Media training a couple of weeks ago I was struck by one delegate’s insistence on coming out with a statistic for everything. He was a businessperson, the readers were businesspeople, they’d welcome everything being backed up by a solid fact.
It’s difficult to argue with that on the surface, but I’ll have a go. The fact is that businesspeople might not like dry facts with everything but they need them. Let me put it this way: the business community deals with facts and figures all the time but only when it’s pretty much being paid to do so.
The journalist’s job, in the majority of cases, is to take up what happens after that.
Would you read dry facts over coffee?
Basically the dry business stuff is dispensed with, the coffee comes out and someone picks up the paper, the tablet, the phone, whatever they want to read on. At that point they’re interested less in the raw data and more in the stories behind it.
This is why, for example, when I was writing extensively for the Guardian’s small business section, they always asked me to get pictures of the people involved even when the story was about the difference the technology made. All of their research said that people buy from people and people want to read about people, so putting human beings on the cover was better than a screen grab or picture of a shiny new phone or something.
Technology has changed but that central truth hasn’t.
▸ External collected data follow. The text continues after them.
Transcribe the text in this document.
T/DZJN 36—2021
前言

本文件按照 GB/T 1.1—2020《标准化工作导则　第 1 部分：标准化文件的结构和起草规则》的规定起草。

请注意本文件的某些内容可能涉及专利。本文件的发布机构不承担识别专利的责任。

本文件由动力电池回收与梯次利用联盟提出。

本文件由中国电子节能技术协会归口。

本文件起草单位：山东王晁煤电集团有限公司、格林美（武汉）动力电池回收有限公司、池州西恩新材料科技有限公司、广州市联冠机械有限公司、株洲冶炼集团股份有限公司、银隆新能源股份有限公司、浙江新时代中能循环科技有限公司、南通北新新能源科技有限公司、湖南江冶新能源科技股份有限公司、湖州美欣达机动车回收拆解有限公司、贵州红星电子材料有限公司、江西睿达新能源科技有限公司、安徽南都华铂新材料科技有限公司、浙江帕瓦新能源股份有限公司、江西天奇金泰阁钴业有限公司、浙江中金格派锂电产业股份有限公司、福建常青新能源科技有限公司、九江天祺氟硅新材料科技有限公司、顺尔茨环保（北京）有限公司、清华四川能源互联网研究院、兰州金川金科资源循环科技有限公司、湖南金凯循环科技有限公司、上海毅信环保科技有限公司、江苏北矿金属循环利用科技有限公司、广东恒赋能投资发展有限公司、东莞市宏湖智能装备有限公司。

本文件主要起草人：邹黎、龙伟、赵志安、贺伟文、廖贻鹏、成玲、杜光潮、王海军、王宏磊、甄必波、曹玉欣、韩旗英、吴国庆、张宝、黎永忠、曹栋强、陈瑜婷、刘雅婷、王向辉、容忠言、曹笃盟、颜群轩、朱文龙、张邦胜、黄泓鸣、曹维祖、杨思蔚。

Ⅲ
So if I’m interviewing you about a new widget you’ve invented and your stat says it enables a 10% time saving, why not tell me about what someone did when they’d saved that time? Or how they were able to grow the business steadily without employing someone they could ill afford, or something like that?
Show me a human face and tell a story whenever you can. By all means use the stats to support the story, but that’s what they are – a support. My job is to relay stories; tell me a few and it could be to our mutual benefit.